Current scheduled orders will not be impacted
(direct link to the PDF)

some notable uses of the processor include the ZX Spectrum, numerous arcade boards including the original Pac-Man, and the SEGA Master System.

this is far from the first loss of support for an ancient part in the past several months either, as the Linux Kernel dropped support for Voodoo GPUs last April.
 
The Z80 is almost 50 years old. Let it rest.

For what it's worth, stuff like this often tends to be used for replacement parts, as well as customized boards that use the processer for building older game machines, so it's definitely a downer to see happen.

Emulation is important, but having to maintain parts is also important.

Shame...
 
They were still being made?!
Yeah! They're super cheap, very mature - no one is writing hardware errata for the Z80 - and run a metric ton of legacy software. Useful as a microcontroller in lots of places, and 8080 has great tooling. The last Z80182, the final micro-update to the Z80, was also called the ZIP - Zilog Intelligent Peripheral Controller. Raspberry pi costs 15 dollars, and is overkill for something like "the button panel on a standing desk". ZIP cost 4 if you bought them in bulk

ARM hardware is often used for those reasons now, and ARM's micro-controller core is more power efficient and smaller. But it's also much more expensive. What really killed the Z80, probably, is the eZ80. It's not pin-compatible with the Z80, but it's much smaller and cooler. I know the current Texas Instruments calculator switched from the Z80 to the eZ80, IIRC
 
No one else can legally make the board can they?
I don't see why not. Patents only last 20 years and IC mask rights only last 10 years.

Note that there are also other, newer ICs that have Z80 backwards compatibility/hardware emulation, such as the eZ80 (although it's not pin compatible).
 
Last edited:
0
Yeah! They're super cheap, very mature - no one is writing hardware errata for the Z80 - and run a metric ton of legacy software. Useful as a microcontroller in lots of places, and 8080 has great tooling. The last Z80182, the final micro-update to the Z80, was also called the ZIP - Zilog Intelligent Peripheral Controller. Raspberry pi costs 15 dollars, and is overkill for something like "the button panel on a standing desk". ZIP cost 4 if you bought them in bulk

ARM hardware is often used for those reasons now, and ARM's micro-controller core is more power efficient and smaller. But it's also much more expensive. What really killed the Z80, probably, is the eZ80. It's not pin-compatible with the Z80, but it's much smaller and cooler. I know the current Texas Instruments calculator switched from the Z80 to the eZ80, IIRC
i get that its mature, but isn't it just one of a bazillion micro controllers that are cheap and you can use for many applications?

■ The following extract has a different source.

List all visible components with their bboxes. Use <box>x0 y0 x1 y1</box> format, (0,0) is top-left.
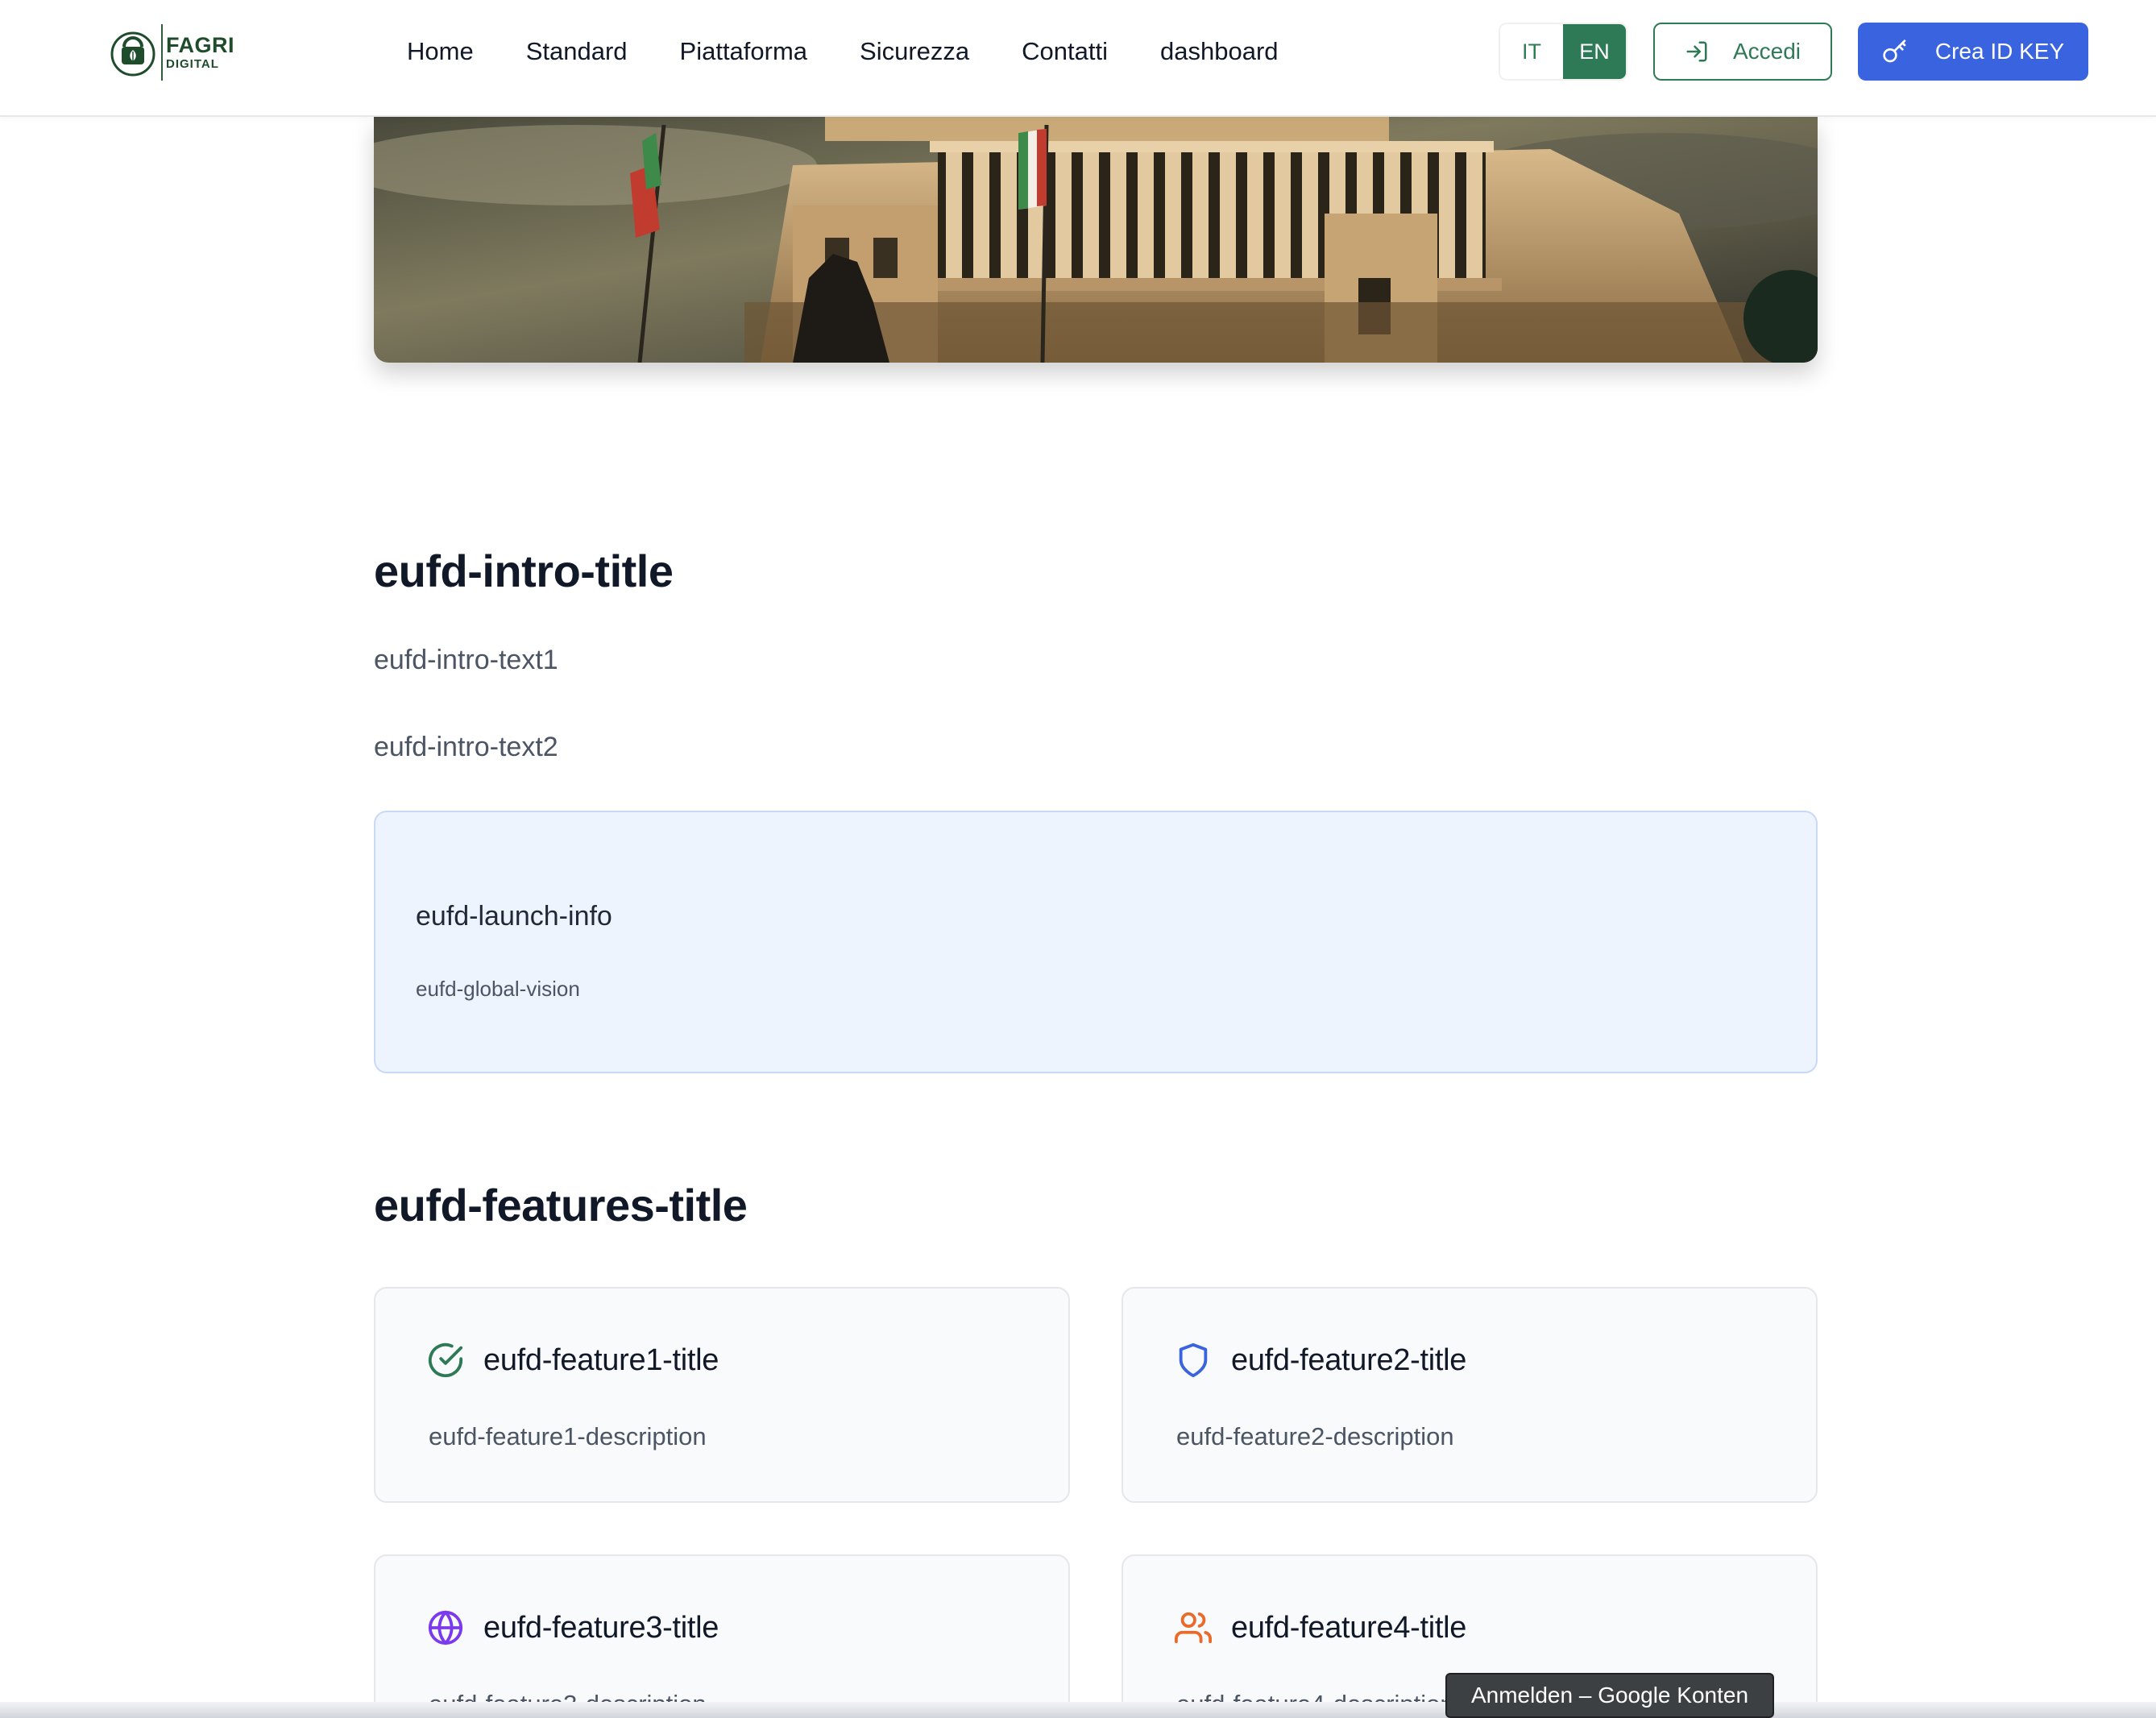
site-header: FAGRI DIGITAL Home Standard Piattaforma … <box>0 0 2156 117</box>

To the topic: well.. long enough. There are just to many distinct parts made ever the decade, and its neither feasible nor reasonable to keep them a) in production, and b) in storage. There comes a time, when we have to let stuff go, and if its something that can be so easily pretty much 1:1 emulated on modern hardware that you can find anywhere, then im more then okay to let it rest. The important thing is not the chips that nobody sees with games, its the experience.The form factor does play into that (arcade cabinet instead of smartphone for example), but that is independent from the actual chips its running on, the visual and physical interfaces are what colors the perception.
 
0
Between the continued availability of 6502 CPUs (specifically 65C02) and the existence and continued support of the eZ80, this isn't a huge shake-up, just the quiet end to a very long era.
 
I remember writing code that is flashed into a microchip many years ago, if I'm not mistaken it was the 8080.

Didn't realize those were still being made either.
 
Fantastic processor to code for at the time, even though the overall speed wasn't that good. Much more similar to the upcoming x86 processors than the 6502 was.